Juru Bicara KPK, Budi Prasetyo, mengatakan penggeledahan tersebut dilakukan untuk mencari barang bukti yang berkaitan dengan perkara yang telah menjerat Bupati Muara Enim nonaktif, Edison.
“Pada Selasa (23/6/2026), penyidik melakukan penggeledahan di kantor BPK Sumatera Selatan,” kata Budi dalam keterangannya, dikutip dari KOMPAS.COM Kamis (25/6/2026).
Dalam penggeledahan itu, penyidik menyita sejumlah dokumen penting, di antaranya kertas kerja pemeriksaan, dokumen perubahan hasil audit dari opini Wajar Dengan Pengecualian (WDP) menjadi Wajar Tanpa Pengecualian (WTP) khususnya untuk Pemkab Muara Enim, hingga dokumen terkait upaya perubahan kembali setelah operasi tangkap tangan (OTT) KPK.
Selain itu, KPK juga menemukan petunjuk adanya dugaan intervensi dari BPK Pusat yang diduga berkaitan dengan perubahan hasil temuan audit tersebut.
“Seluruh barang bukti yang diamankan akan dianalisis lebih lanjut oleh penyidik,” ujar Budi
Sebelumnya, KPK telah menetapkan lima orang sebagai tersangka dalam kasus dugaan suap terkait hasil audit BPK terhadap laporan keuangan Pemkab Muara Enim.

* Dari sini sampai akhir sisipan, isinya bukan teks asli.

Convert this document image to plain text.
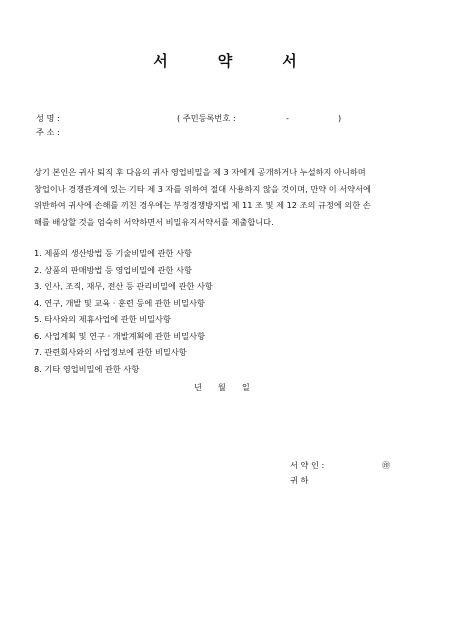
서	약	서
성 명 :	( 주민등록번호 :	-	)
주 소 :
상기 본인은 귀사 퇴직 후 다음의 귀사 영업비밀을 제 3 자에게 공개하거나 누설하지 아니하며
창업이나 경쟁관계에 있는 기타 제 3 자를 위하여 절대 사용하지 않을 것이며, 만약 이 서약서에
위반하여 귀사에 손해를 끼친 경우에는 부정경쟁방지법 제 11 조 및 제 12 조의 규정에 의한 손
해를 배상할 것을 엄숙히 서약하면서 비밀유지서약서를 제출합니다.
1. 제품의 생산방법 등 기술비밀에 관한 사항
2. 상품의 판매방법 등 영업비밀에 관한 사항
3. 인사, 조직, 재무, 전산 등 관리비밀에 관한 사항
4. 연구, 개발 및 교육 · 훈련 등에 관한 비밀사항
5. 타사와의 제휴사업에 관한 비밀사항
6. 사업계획 및 연구 · 개발계획에 관한 비밀사항
7. 관련회사와의 사업정보에 관한 비밀사항
8. 기타 영업비밀에 관한 사항
년 월 일
서 약 인 :	㊞
귀 하
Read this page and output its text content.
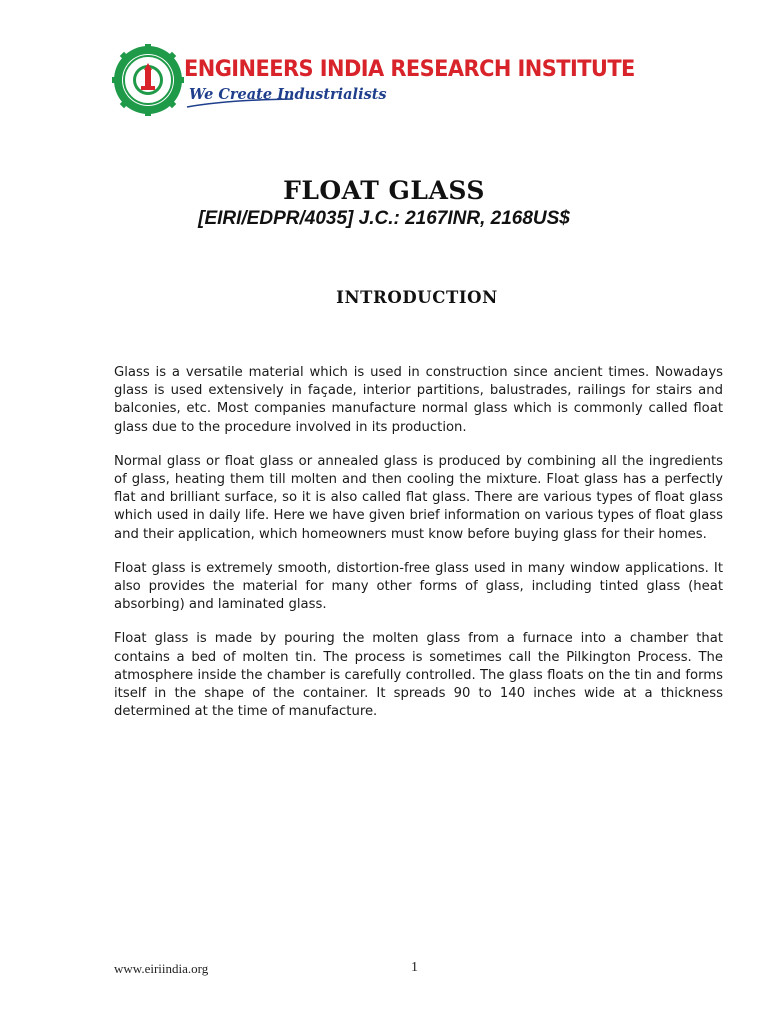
ENGINEERS INDIA RESEARCH INSTITUTE
We Create Industrialists
FLOAT GLASS
[EIRI/EDPR/4035] J.C.: 2167INR, 2168US$
INTRODUCTION

Glass is a versatile material which is used in construction since ancient times. Nowadays glass is used extensively in façade, interior partitions, balustrades, railings for stairs and balconies, etc. Most companies manufacture normal glass which is commonly called float glass due to the procedure involved in its production.

Normal glass or float glass or annealed glass is produced by combining all the ingredients of glass, heating them till molten and then cooling the mixture. Float glass has a perfectly flat and brilliant surface, so it is also called flat glass. There are various types of float glass which used in daily life. Here we have given brief information on various types of float glass and their application, which homeowners must know before buying glass for their homes.

Float glass is extremely smooth, distortion-free glass used in many window applications. It also provides the material for many other forms of glass, including tinted glass (heat absorbing) and laminated glass.

Float glass is made by pouring the molten glass from a furnace into a chamber that contains a bed of molten tin. The process is sometimes call the Pilkington Process. The atmosphere inside the chamber is carefully controlled. The glass floats on the tin and forms itself in the shape of the container. It spreads 90 to 140 inches wide at a thickness determined at the time of manufacture.

www.eiriindia.org	1
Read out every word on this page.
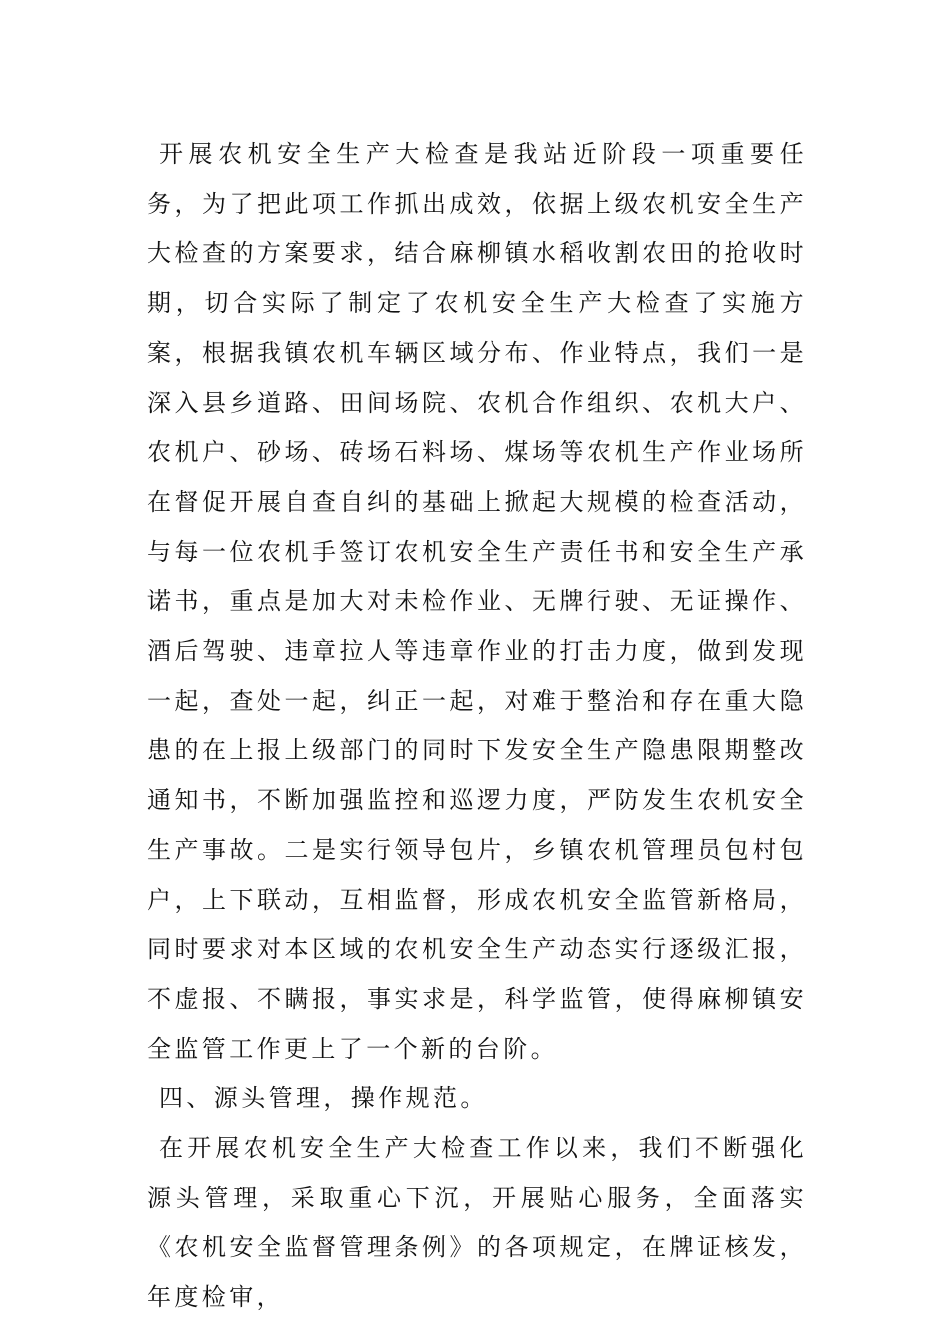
开展农机安全生产大检查是我站近阶段一项重要任务，为了把此项工作抓出成效，依据上级农机安全生产大检查的方案要求，结合麻柳镇水稻收割农田的抢收时期，切合实际了制定了农机安全生产大检查了实施方案，根据我镇农机车辆区域分布、作业特点，我们一是深入县乡道路、田间场院、农机合作组织、农机大户、农机户、砂场、砖场石料场、煤场等农机生产作业场所在督促开展自查自纠的基础上掀起大规模的检查活动，与每一位农机手签订农机安全生产责任书和安全生产承诺书，重点是加大对未检作业、无牌行驶、无证操作、酒后驾驶、违章拉人等违章作业的打击力度，做到发现一起，查处一起，纠正一起，对难于整治和存在重大隐患的在上报上级部门的同时下发安全生产隐患限期整改通知书，不断加强监控和巡逻力度，严防发生农机安全生产事故。二是实行领导包片，乡镇农机管理员包村包户，上下联动，互相监督，形成农机安全监管新格局，同时要求对本区域的农机安全生产动态实行逐级汇报，不虚报、不瞒报，事实求是，科学监管，使得麻柳镇安全监管工作更上了一个新的台阶。

四、源头管理，操作规范。

在开展农机安全生产大检查工作以来，我们不断强化源头管理，采取重心下沉，开展贴心服务，全面落实《农机安全监督管理条例》的各项规定，在牌证核发，年度检审，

Kelima tersangka tersebut yakni Bupati Muara Enim nonaktif Edison, Ketua Tim Pemeriksaan BPK Perwakilan Sumsel Titin Rita Lestari, pihak swasta Augusz Dewanggara, Direktur PT Millenium Solusi Abadi Fika, serta Cory Erin Hardi yang merupakan marketing perusahaan tersebut.